Cela devait être l’année de la relance de Marianne. Sera-t-elle aussi celle d’un changement d’actionnaire ? Le milliardaire tchèque Daniel Kretinsky envisage de céder le magazine dirigé par Natacha Polony. La publication d’un article du média d’investigation La Lettre évoquant ce scénario, lundi 15 avril, a fait l’effet d’un électrochoc en interne. « On n’en est pas du tout là », minimisait-on, lundi, du côté de CMI France, la branche française de Czech Media Invest, dont M. Kretinsky est cofondateur. Sans pour autant démentir qu’une possible vente de l’hebdomadaire, racheté par le milliardaire en 2018, est sur la table.
Alors que le newsmagazine totalisait 12 millions d’euros de chiffre d’affaires et 3 millions d’euros de déficit en 2023, toujours selon CMI, Marianne a, en mars, quasiment divisé sa pagination par deux, passant de 92 pages à 52 pages. Il s’agissait de « gagner en densité », défendait encore fièrement, à la fin du mois dernier, Natacha Polony, la directrice de la rédaction. Pour réaliser des économies de papier également ? « A la marge », convenait-elle. « Mais l’actionnaire va surtout investir en baissant le prix du magazine en kiosque de 4,40 euros à 3,50 euros ».
Le titre – qui revendique environ 60 000 abonnés au magazine, 12 000 abonnés numériques et 20 000 ventes en kiosque – a vu sa diffusion baisser de 1,3 % par rapport à 2022, selon les chiffres de l’Alliance pour les chiffres de la presse et des médias, et espérait ainsi regagner des lecteurs.

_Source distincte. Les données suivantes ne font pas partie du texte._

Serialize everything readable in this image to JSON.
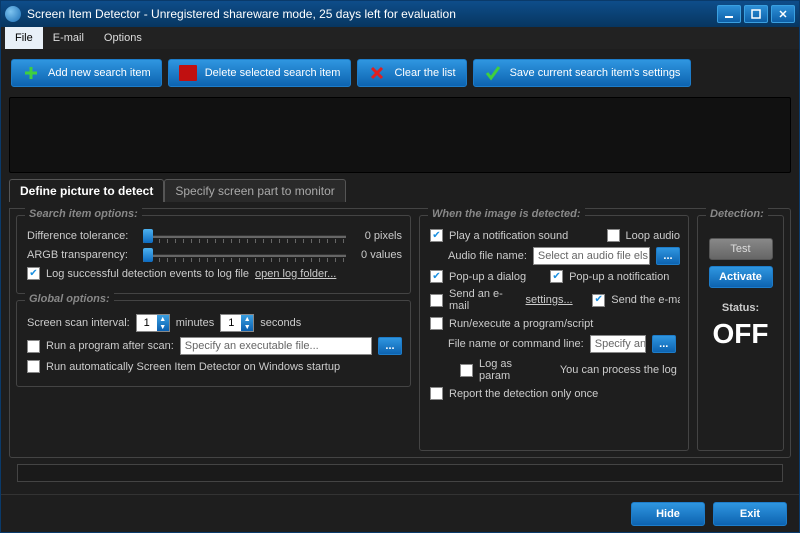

La modernisation de sa maquette semble plutôt payante, puisqu’elle a apporté 8 000 ventes en kiosque supplémentaires en moyenne depuis la nouvelle formule, tandis que les abonnements papier et numériques sont repartis à la hausse, d’après CMI France. Mais cela pourrait ne pas suffire à convaincre Daniel Kretinsky de rester son actionnaire.
En cause, le souverainisme de Natacha Polony, qui serait aujourd’hui trop éloigné des valeurs proeuropéennes et libérales du milliardaire tchèque. Ces derniers mois, le magazine a régulièrement éraflé Emmanuel Macron et son premier ministre Gabriel Attal : qualifiés tous deux de « tocards de l’économie » à la une du 4 avril, ce dernier était présenté comme « antisocial » le 8 février.
« Nous avons réorienté le journal [Marianne] vers les fondamentaux alors qu’il avait glissé vers la social-démocratie », expliquait en 2019 la patronne souverainiste, qui se défendait d’être « antieuropéenne et nationaliste ». L’entourage du milliardaire, de son côté, assurait « ne pas parler de la ligne avec Natacha Polony », constatant simplement « qu’elle a fait de Marianne un journal lisible ».